AI企業が著作権保護された素材を適切な補償なしに使用する可能性を認めつつも、調査を主導する委員の一人であるスティーブン・キングは、そのような素材を利用するAI特有のツールの開発を促進するというより広範な目標を強調しました。報告書は、この規定が「すべての著作権保護された素材がすべてのAIモデルの入力として使用されるための『白紙委任状』ではない」と断言しています。しかし、批評家は、より大きな法的余地を生み出すことを、現在違法である慣行を黙認することだと見ています。彼らは、誰かが支払いも書類もなしにレンタカーを運転し、政府がその後の法律を変更してそのような行為を合法化する一方で、最初の侵害を起訴しないというアナロジーを引いています。

生産性委員会が、地元の出版業界が有害と見なす勧告を提出したのは、これが初めてではありません。2009年と2016年の両方で、委員会は並行輸入制限(PIRs)の撤廃を勧告しました。これらの規制は、地元企業が地元版を出版した場合、外国版の書籍がオーストラリアで90日間販売されることを制限するものです。地元の出版社は、PIRsの撤廃が海外の競合他社に対して不利になり、一部の書籍が安くなる可能性はあるものの、決定的に主要な収益源を失うことになると主張しました。彼らは、ベストセラーの地元版からの売上が、しばしば彼らの他の地元出版プログラムを補助していると説明しました。作家のリチャード・フラナガンは、2016年にこれらの提案に応えて、生産性委員会を「顧客にマレットのかつらを着せることを主張する狂った美容師」に例えたことで有名です。

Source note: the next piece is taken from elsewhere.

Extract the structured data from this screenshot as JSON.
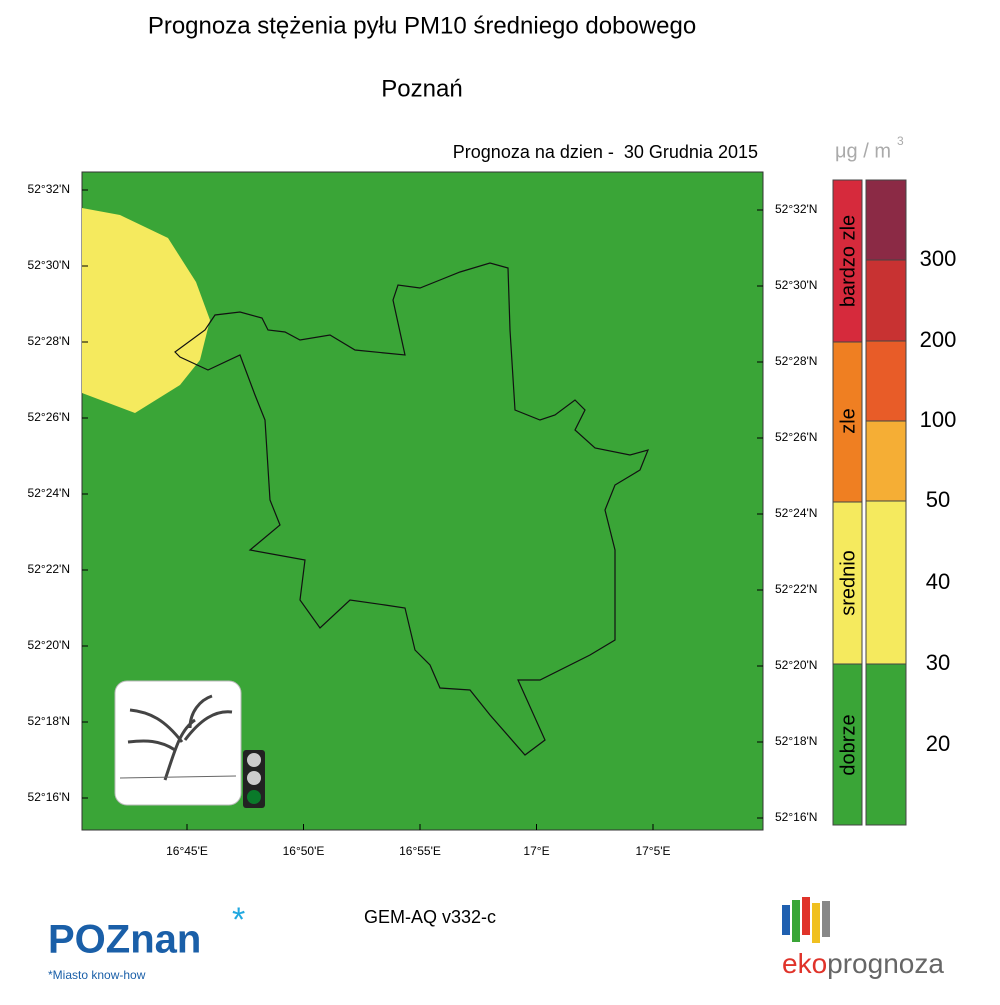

地元版の利点は、過去の例からも明らかです。例えば、Text Publishingはバラク・オバマの回顧録の地元版を制作し、エレナ・フェランテの作品をオーストラリアで最初に発行しました。同様に、Scribeが出版したカナダの神経科学者ノーマン・ドイジの『The Brain That Changes Itself』のオーストラリア版は、数年以内にオーストラリアとニュージーランドで10万部以上を売り上げ、彼らのより広範な地元出版活動の資金調達に貢献しました。

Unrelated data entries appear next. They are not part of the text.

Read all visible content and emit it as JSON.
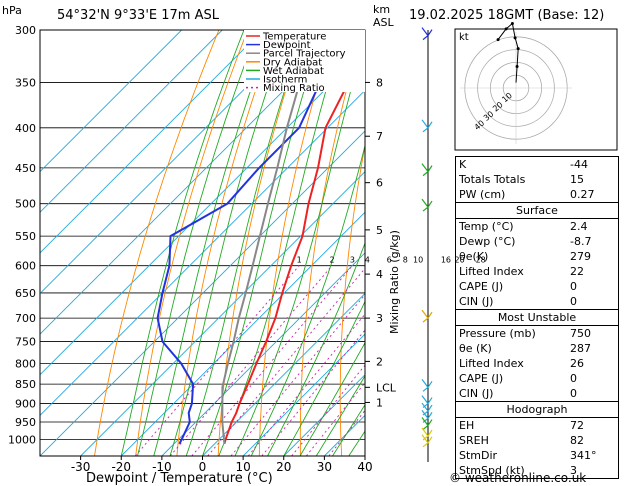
{
  "header": {
    "hpa_label": "hPa",
    "location": "54°32'N  9°33'E  17m  ASL",
    "km_label": "km",
    "asl_label": "ASL",
    "date": "19.02.2025  18GMT  (Base: 12)",
    "xlabel": "Dewpoint / Temperature (°C)",
    "mixing_ylabel": "Mixing Ratio (g/kg)",
    "credit": "© weatheronline.co.uk"
  },
  "legend": [
    {
      "label": "Temperature",
      "color": "#ee2222",
      "dash": ""
    },
    {
      "label": "Dewpoint",
      "color": "#2233dd",
      "dash": ""
    },
    {
      "label": "Parcel Trajectory",
      "color": "#888888",
      "dash": ""
    },
    {
      "label": "Dry Adiabat",
      "color": "#ff8800",
      "dash": ""
    },
    {
      "label": "Wet Adiabat",
      "color": "#22aa22",
      "dash": ""
    },
    {
      "label": "Isotherm",
      "color": "#22aadd",
      "dash": ""
    },
    {
      "label": "Mixing Ratio",
      "color": "#cc22aa",
      "dash": "2,3"
    }
  ],
  "chart_data": {
    "type": "line",
    "pressure_axis": {
      "label": "hPa",
      "ticks": [
        300,
        350,
        400,
        450,
        500,
        550,
        600,
        650,
        700,
        750,
        800,
        850,
        900,
        950,
        1000
      ],
      "scale": "log",
      "range": [
        300,
        1050
      ]
    },
    "temperature_axis": {
      "label": "Dewpoint / Temperature (°C)",
      "ticks": [
        -30,
        -20,
        -10,
        0,
        10,
        20,
        30,
        40
      ],
      "range": [
        -40,
        40
      ],
      "skew": true
    },
    "km_axis": [
      {
        "km": "8",
        "p": 350
      },
      {
        "km": "7",
        "p": 410
      },
      {
        "km": "6",
        "p": 470
      },
      {
        "km": "5",
        "p": 540
      },
      {
        "km": "4",
        "p": 615
      },
      {
        "km": "3",
        "p": 700
      },
      {
        "km": "2",
        "p": 795
      },
      {
        "km": "LCL",
        "p": 858
      },
      {
        "km": "1",
        "p": 897
      }
    ],
    "mixing_ratio_labels": [
      "1",
      "2",
      "3",
      "4",
      "6",
      "8",
      "10",
      "16",
      "20",
      "28"
    ],
    "mixing_ratio_values": [
      1,
      2,
      3,
      4,
      6,
      8,
      10,
      16,
      20,
      28
    ],
    "series": [
      {
        "name": "Temperature",
        "color": "#ee2222",
        "points": [
          [
            1013,
            2.4
          ],
          [
            1000,
            1.6
          ],
          [
            950,
            -1.2
          ],
          [
            925,
            -2.3
          ],
          [
            900,
            -3.8
          ],
          [
            850,
            -6.5
          ],
          [
            800,
            -9.5
          ],
          [
            750,
            -12.5
          ],
          [
            700,
            -16
          ],
          [
            650,
            -20.5
          ],
          [
            600,
            -25
          ],
          [
            550,
            -29.5
          ],
          [
            500,
            -36
          ],
          [
            450,
            -42.5
          ],
          [
            400,
            -50.5
          ],
          [
            350,
            -56
          ],
          [
            300,
            -60
          ]
        ]
      },
      {
        "name": "Dewpoint",
        "color": "#2233dd",
        "points": [
          [
            1013,
            -8.7
          ],
          [
            1000,
            -9.2
          ],
          [
            950,
            -11.5
          ],
          [
            925,
            -14
          ],
          [
            900,
            -15.5
          ],
          [
            850,
            -20
          ],
          [
            800,
            -28
          ],
          [
            750,
            -38
          ],
          [
            700,
            -45
          ],
          [
            650,
            -50
          ],
          [
            600,
            -55
          ],
          [
            550,
            -62
          ],
          [
            500,
            -56
          ],
          [
            450,
            -57
          ],
          [
            400,
            -57
          ],
          [
            350,
            -63
          ],
          [
            300,
            -70
          ]
        ]
      },
      {
        "name": "Parcel Trajectory",
        "color": "#888888",
        "points": [
          [
            1013,
            2.4
          ],
          [
            950,
            -3.5
          ],
          [
            900,
            -8
          ],
          [
            858,
            -12
          ],
          [
            800,
            -16.5
          ],
          [
            750,
            -20.5
          ],
          [
            700,
            -25
          ],
          [
            650,
            -29.5
          ],
          [
            600,
            -34.5
          ],
          [
            550,
            -40
          ],
          [
            500,
            -46
          ],
          [
            450,
            -52.5
          ],
          [
            400,
            -60
          ],
          [
            350,
            -68
          ],
          [
            300,
            -76
          ]
        ]
      }
    ]
  },
  "hodograph": {
    "label": "kt",
    "rings": [
      "10",
      "20",
      "30",
      "40"
    ],
    "trace": [
      [
        0,
        -3
      ],
      [
        0.6,
        -12
      ],
      [
        1.2,
        -22
      ],
      [
        -0.5,
        -28
      ],
      [
        -2,
        -36
      ],
      [
        -5.5,
        -33
      ],
      [
        -10,
        -27
      ]
    ]
  },
  "indices": [
    {
      "key": "K",
      "value": "-44"
    },
    {
      "key": "Totals Totals",
      "value": "15"
    },
    {
      "key": "PW (cm)",
      "value": "0.27"
    }
  ],
  "surface": {
    "title": "Surface",
    "rows": [
      {
        "key": "Temp (°C)",
        "value": "2.4"
      },
      {
        "key": "Dewp (°C)",
        "value": "-8.7"
      },
      {
        "key": "θe(K)",
        "value": "279"
      },
      {
        "key": "Lifted Index",
        "value": "22"
      },
      {
        "key": "CAPE (J)",
        "value": "0"
      },
      {
        "key": "CIN (J)",
        "value": "0"
      }
    ]
  },
  "most_unstable": {
    "title": "Most Unstable",
    "rows": [
      {
        "key": "Pressure (mb)",
        "value": "750"
      },
      {
        "key": "θe (K)",
        "value": "287"
      },
      {
        "key": "Lifted Index",
        "value": "26"
      },
      {
        "key": "CAPE (J)",
        "value": "0"
      },
      {
        "key": "CIN (J)",
        "value": "0"
      }
    ]
  },
  "hodograph_table": {
    "title": "Hodograph",
    "rows": [
      {
        "key": "EH",
        "value": "72"
      },
      {
        "key": "SREH",
        "value": "82"
      },
      {
        "key": "StmDir",
        "value": "341°"
      },
      {
        "key": "StmSpd (kt)",
        "value": "3"
      }
    ]
  }
}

さらに以前の1995年、当時産業委員会として知られていたこの機関は、地元の書籍印刷を支援していた「書籍報奨金」の廃止を勧告しました。委員会は、海外印刷の方が安価であり、このモデルは時代遅れであると主張しました。それ以来、オーストラリアの印刷業界は著しく縮小し、実質的にGriffinとMcPherson’sの2つの主要な地元印刷会社しか残っていません。この複占は、競争の減少と潜在的な価格上昇への懸念を引き起こしています。さらに、批評家は、委員会が海外印刷の多大な取引コストを見落としており、これにより生産スケジュールが数ヶ月遅れると主張しています。この遅延は、地元の書籍の出版に時間がかかり、競争力のある地元印刷業界がなければ、一部の時限性の高い作品は全く出版されない可能性があることを意味します。

世界第13位の経済大国であるオーストラリアの立法上の決定は、国際的な先例となる可能性があります。国内で「甘い著作権取引」を許可することは、他の国々が同様の立法上の選択を採用することを奨励する可能性があります。オーストラリアは、単に世界のトレンドに従うのではなく、先住民の文化・知的財産などの分野でリーダーシップを発揮する機会を持っています。したがって、選択は、文化製品のAIトレーニングへの自由な使用を許可するか、それとも国内外に、その文化製品とクリエイターを尊重するという強いコミットメントを示すか、にかかっています。